Truth has been murdered. The scientific method has been chopped up by faith or trust in media that usually reenforces diabolical dispositions. No efforts remain of due diligence.

Like in the United States most African economies teeter on collapse floating soaring stock markets and consumer spending on the highest foam of deficit spending ever recorded outside global war times.

Everyone’s on edge. Everyone tunes into media knowing it depresses them but for cheap, quick explanations of their ennui and desperate beliefs they can mine the answer to winning the lottery or retrieving their love life.

While all the while the sides of their screen pull them into nonexistent stores and drug them with fantasies.

Gone is individual responsibility. If any of us feels guilt, media soothes us by horrifically blame shifting onto the least prepared to react: the poor and underprivileged, the refugee and the sick.

I don’t think anyone saw this coming. The decade began so hopefully – perhaps too hopefully so that the media capitalized on the enthusiasm. Soon the world’s melange was separating like oil and water into a thousand different tiers. The ‘other’ was formed and hate was stoked in the I-told-you-so that it “couldn’t be true.”

I think all of this happened because the most reactive part of humanity is fear, and the second most reactive part is self-preservation. Wherever you are, whatever you’re doing, is right if you’re in control; wrong if someone else is controlling you. And the world’s simmering dissatisfactions with widespread unfairness in economies and politics mean that most people don’t feel in control.

So the “other” arose as evil incarnate.

Such a dynamic is not kind to truth or morality. It happens too fast. A tweet becomes viral becomes a trend and the untruth morphs into truth in an instant. Truth and morality are not quantum particles with hardly a half-life, yet that’s what it seems both have become.

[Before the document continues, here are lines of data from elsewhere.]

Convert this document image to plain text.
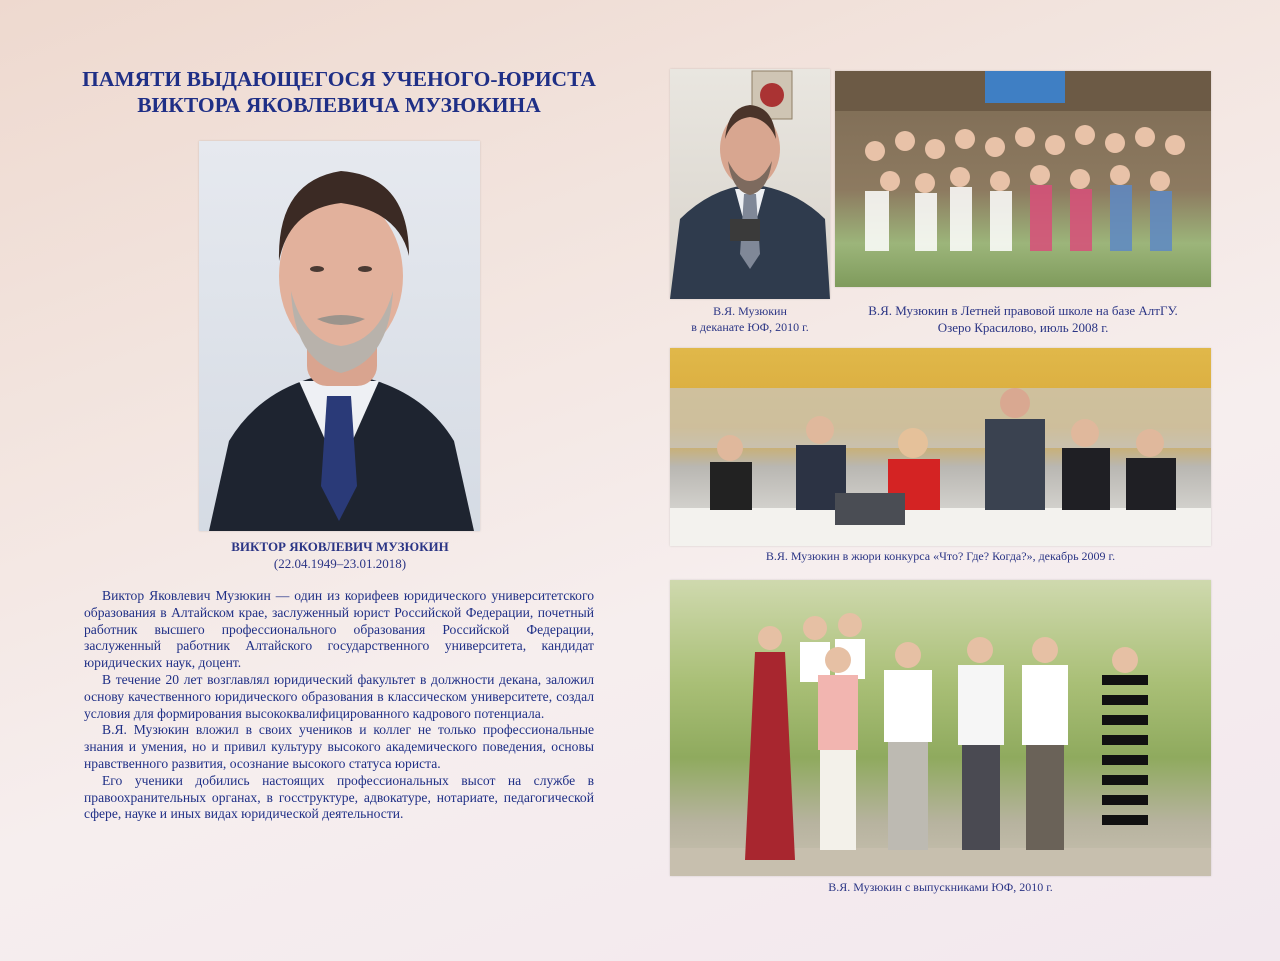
ПАМЯТИ ВЫДАЮЩЕГОСЯ УЧЕНОГО-ЮРИСТА
ВИКТОРА ЯКОВЛЕВИЧА МУЗЮКИНА
ВИКТОР ЯКОВЛЕВИЧ МУЗЮКИН
(22.04.1949–23.01.2018)

Виктор Яковлевич Музюкин — один из корифеев юридического университетского образования в Алтайском крае, заслуженный юрист Российской Федерации, почетный работник высшего профессионального образования Российской Федерации, заслуженный работник Алтайского государственного университета, кандидат юридических наук, доцент.

В течение 20 лет возглавлял юридический факультет в должности декана, заложил основу качественного юридического образования в классическом университете, создал условия для формирования высококвалифицированного кадрового потенциала.

В.Я. Музюкин вложил в своих учеников и коллег не только профессиональные знания и умения, но и привил культуру высокого академического поведения, основы нравственного развития, осознание высокого статуса юриста.

Его ученики добились настоящих профессиональных высот на службе в правоохранительных органах, в госструктуре, адвокатуре, нотариате, педагогической сфере, науке и иных видах юридической деятельности.

В.Я. Музюкин
в деканате ЮФ, 2010 г.
В.Я. Музюкин в Летней правовой школе на базе АлтГУ.
Озеро Красилово, июль 2008 г.
В.Я. Музюкин в жюри конкурса «Что? Где? Когда?», декабрь 2009 г.
В.Я. Музюкин с выпускниками ЮФ, 2010 г.
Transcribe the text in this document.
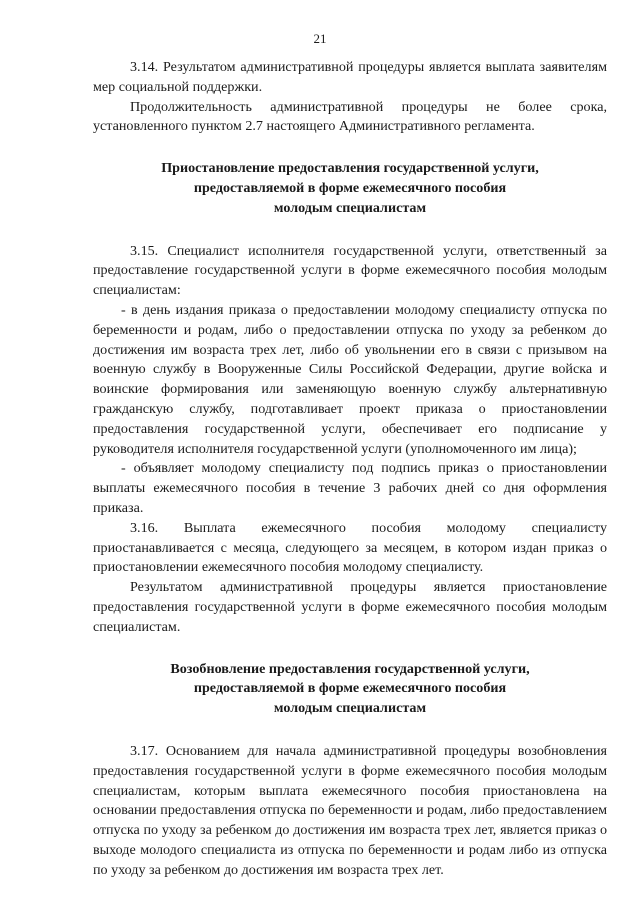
21

3.14. Результатом административной процедуры является выплата заявителям мер социальной поддержки.

Продолжительность административной процедуры не более срока, установленного пунктом 2.7 настоящего Административного регламента.

Приостановление предоставления государственной услуги,
предоставляемой в форме ежемесячного пособия
молодым специалистам

3.15. Специалист исполнителя государственной услуги, ответственный за предоставление государственной услуги в форме ежемесячного пособия молодым специалистам:

- в день издания приказа о предоставлении молодому специалисту отпуска по беременности и родам, либо о предоставлении отпуска по уходу за ребенком до достижения им возраста трех лет, либо об увольнении его в связи с призывом на военную службу в Вооруженные Силы Российской Федерации, другие войска и воинские формирования или заменяющую военную службу альтернативную гражданскую службу, подготавливает проект приказа о приостановлении предоставления государственной услуги, обеспечивает его подписание у руководителя исполнителя государственной услуги (уполномоченного им лица);

- объявляет молодому специалисту под подпись приказ о приостановлении выплаты ежемесячного пособия в течение 3 рабочих дней со дня оформления приказа.

3.16. Выплата ежемесячного пособия молодому специалисту приостанавливается с месяца, следующего за месяцем, в котором издан приказ о приостановлении ежемесячного пособия молодому специалисту.

Результатом административной процедуры является приостановление предоставления государственной услуги в форме ежемесячного пособия молодым специалистам.

Возобновление предоставления государственной услуги,
предоставляемой в форме ежемесячного пособия
молодым специалистам

3.17. Основанием для начала административной процедуры возобновления предоставления государственной услуги в форме ежемесячного пособия молодым специалистам, которым выплата ежемесячного пособия приостановлена на основании предоставления отпуска по беременности и родам, либо предоставлением отпуска по уходу за ребенком до достижения им возраста трех лет, является приказ о выходе молодого специалиста из отпуска по беременности и родам либо из отпуска по уходу за ребенком до достижения им возраста трех лет.
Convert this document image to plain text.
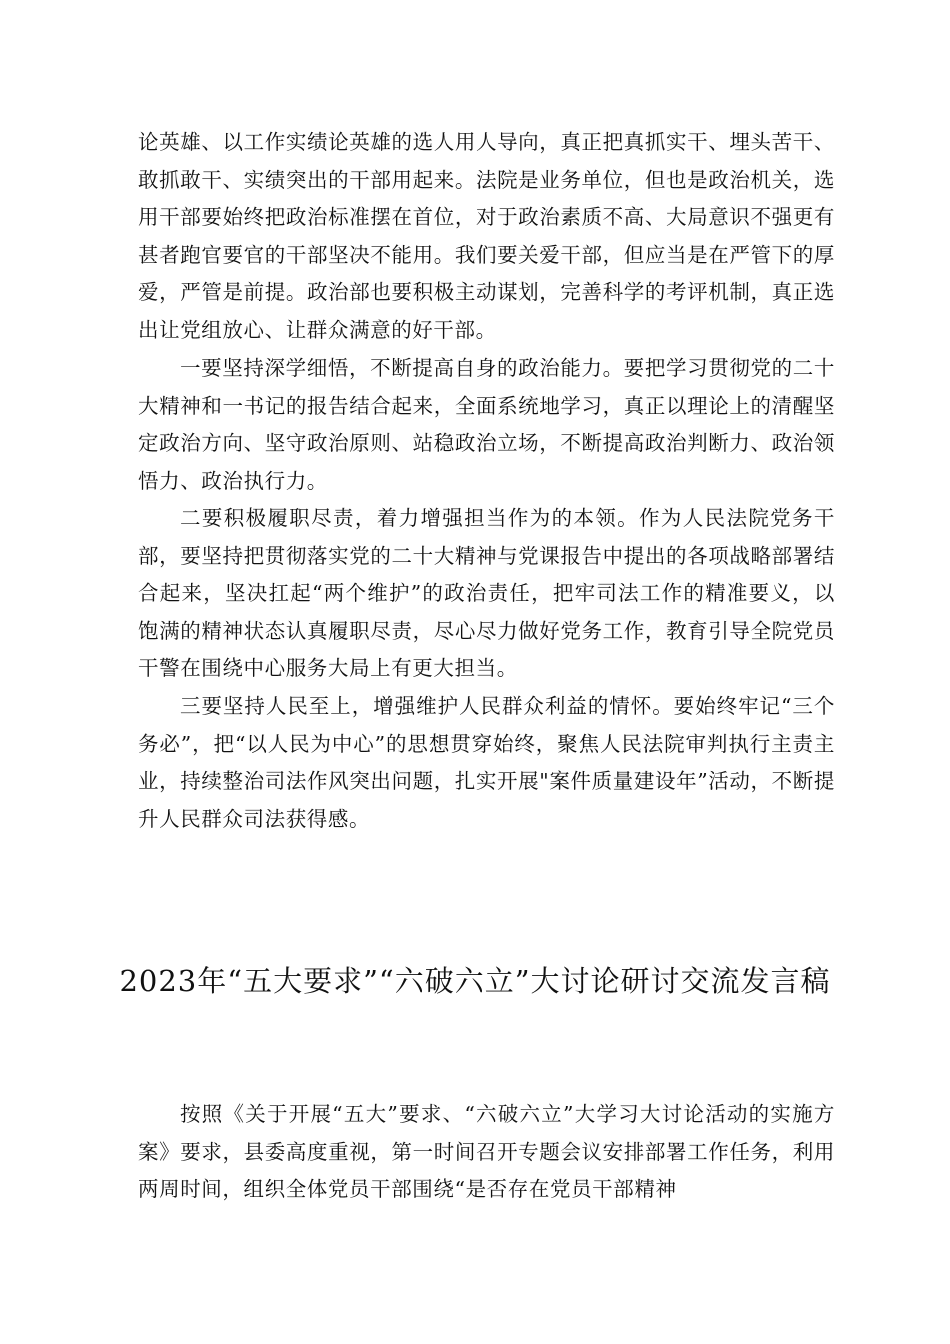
论英雄、以工作实绩论英雄的选人用人导向，真正把真抓实干、埋头苦干、敢抓敢干、实绩突出的干部用起来。法院是业务单位，但也是政治机关，选用干部要始终把政治标准摆在首位，对于政治素质不高、大局意识不强更有甚者跑官要官的干部坚决不能用。我们要关爱干部，但应当是在严管下的厚爱，严管是前提。政治部也要积极主动谋划，完善科学的考评机制，真正选出让党组放心、让群众满意的好干部。

一要坚持深学细悟，不断提高自身的政治能力。要把学习贯彻党的二十大精神和一书记的报告结合起来，全面系统地学习，真正以理论上的清醒坚定政治方向、坚守政治原则、站稳政治立场，不断提高政治判断力、政治领悟力、政治执行力。

二要积极履职尽责，着力增强担当作为的本领。作为人民法院党务干部，要坚持把贯彻落实党的二十大精神与党课报告中提出的各项战略部署结合起来，坚决扛起“两个维护”的政治责任，把牢司法工作的精准要义，以饱满的精神状态认真履职尽责，尽心尽力做好党务工作，教育引导全院党员干警在围绕中心服务大局上有更大担当。

三要坚持人民至上，增强维护人民群众利益的情怀。要始终牢记“三个务必”，把“以人民为中心”的思想贯穿始终，聚焦人民法院审判执行主责主业，持续整治司法作风突出问题，扎实开展"案件质量建设年”活动，不断提升人民群众司法获得感。

2023年“五大要求”“六破六立”大讨论研讨交流发言稿

按照《关于开展“五大”要求、“六破六立”大学习大讨论活动的实施方案》要求，县委高度重视，第一时间召开专题会议安排部署工作任务，利用两周时间，组织全体党员干部围绕“是否存在党员干部精神
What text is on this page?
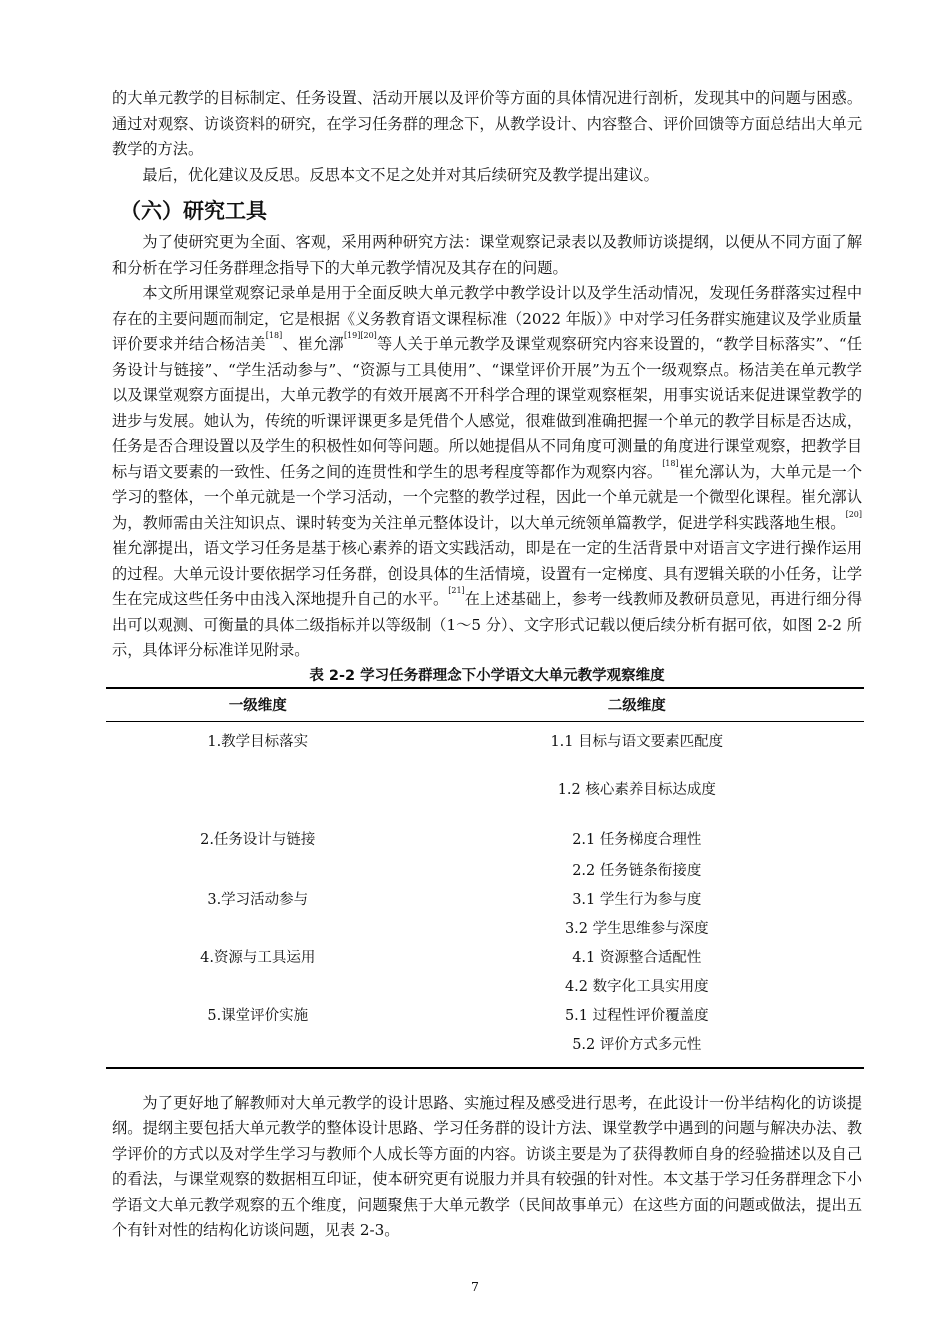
的大单元教学的目标制定、任务设置、活动开展以及评价等方面的具体情况进行剖析，发现其中的问题与困惑。通过对观察、访谈资料的研究，在学习任务群的理念下，从教学设计、内容整合、评价回馈等方面总结出大单元教学的方法。

最后，优化建议及反思。反思本文不足之处并对其后续研究及教学提出建议。

（六）研究工具

为了使研究更为全面、客观，采用两种研究方法：课堂观察记录表以及教师访谈提纲，以便从不同方面了解和分析在学习任务群理念指导下的大单元教学情况及其存在的问题。

本文所用课堂观察记录单是用于全面反映大单元教学中教学设计以及学生活动情况，发现任务群落实过程中存在的主要问题而制定，它是根据《义务教育语文课程标准（2022 年版）》中对学习任务群实施建议及学业质量评价要求并结合杨洁美[18]、崔允漷[19][20]等人关于单元教学及课堂观察研究内容来设置的，“教学目标落实”、“任务设计与链接”、“学生活动参与”、“资源与工具使用”、“课堂评价开展”为五个一级观察点。杨洁美在单元教学以及课堂观察方面提出，大单元教学的有效开展离不开科学合理的课堂观察框架，用事实说话来促进课堂教学的进步与发展。她认为，传统的听课评课更多是凭借个人感觉，很难做到准确把握一个单元的教学目标是否达成，任务是否合理设置以及学生的积极性如何等问题。所以她提倡从不同角度可测量的角度进行课堂观察，把教学目标与语文要素的一致性、任务之间的连贯性和学生的思考程度等都作为观察内容。[18]崔允漷认为，大单元是一个学习的整体，一个单元就是一个学习活动，一个完整的教学过程，因此一个单元就是一个微型化课程。崔允漷认为，教师需由关注知识点、课时转变为关注单元整体设计，以大单元统领单篇教学，促进学科实践落地生根。[20]崔允漷提出，语文学习任务是基于核心素养的语文实践活动，即是在一定的生活背景中对语言文字进行操作运用的过程。大单元设计要依据学习任务群，创设具体的生活情境，设置有一定梯度、具有逻辑关联的小任务，让学生在完成这些任务中由浅入深地提升自己的水平。[21]在上述基础上，参考一线教师及教研员意见，再进行细分得出可以观测、可衡量的具体二级指标并以等级制（1～5 分）、文字形式记载以便后续分析有据可依，如图 2-2 所示，具体评分标准详见附录。

表 2-2 学习任务群理念下小学语文大单元教学观察维度
一级维度	二级维度
1.教学目标落实	1.1 目标与语文要素匹配度
	1.2 核心素养目标达成度
2.任务设计与链接	2.1 任务梯度合理性
	2.2 任务链条衔接度
3.学习活动参与	3.1 学生行为参与度
	3.2 学生思维参与深度
4.资源与工具运用	4.1 资源整合适配性
	4.2 数字化工具实用度
5.课堂评价实施	5.1 过程性评价覆盖度
	5.2 评价方式多元性

为了更好地了解教师对大单元教学的设计思路、实施过程及感受进行思考，在此设计一份半结构化的访谈提纲。提纲主要包括大单元教学的整体设计思路、学习任务群的设计方法、课堂教学中遇到的问题与解决办法、教学评价的方式以及对学生学习与教师个人成长等方面的内容。访谈主要是为了获得教师自身的经验描述以及自己的看法，与课堂观察的数据相互印证，使本研究更有说服力并具有较强的针对性。本文基于学习任务群理念下小学语文大单元教学观察的五个维度，问题聚焦于大单元教学（民间故事单元）在这些方面的问题或做法，提出五个有针对性的结构化访谈问题，见表 2-3。

7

There are no top stories for 2019 or even the decade because there is no top. It’s no longer defined and completely impermanent, anyway.

Like a photo flash of war, or refugees fleeing, or hurricanes destroying the details are milled around the world a thousand times before you even begin to remember them, twisted and inverted, praised and denounced all at the same time until they aren’t what they ever were.

Without the tools to sieve through this maelstrom, many now simply make up a story.

Better to step out of the whirlwind than become a part of it.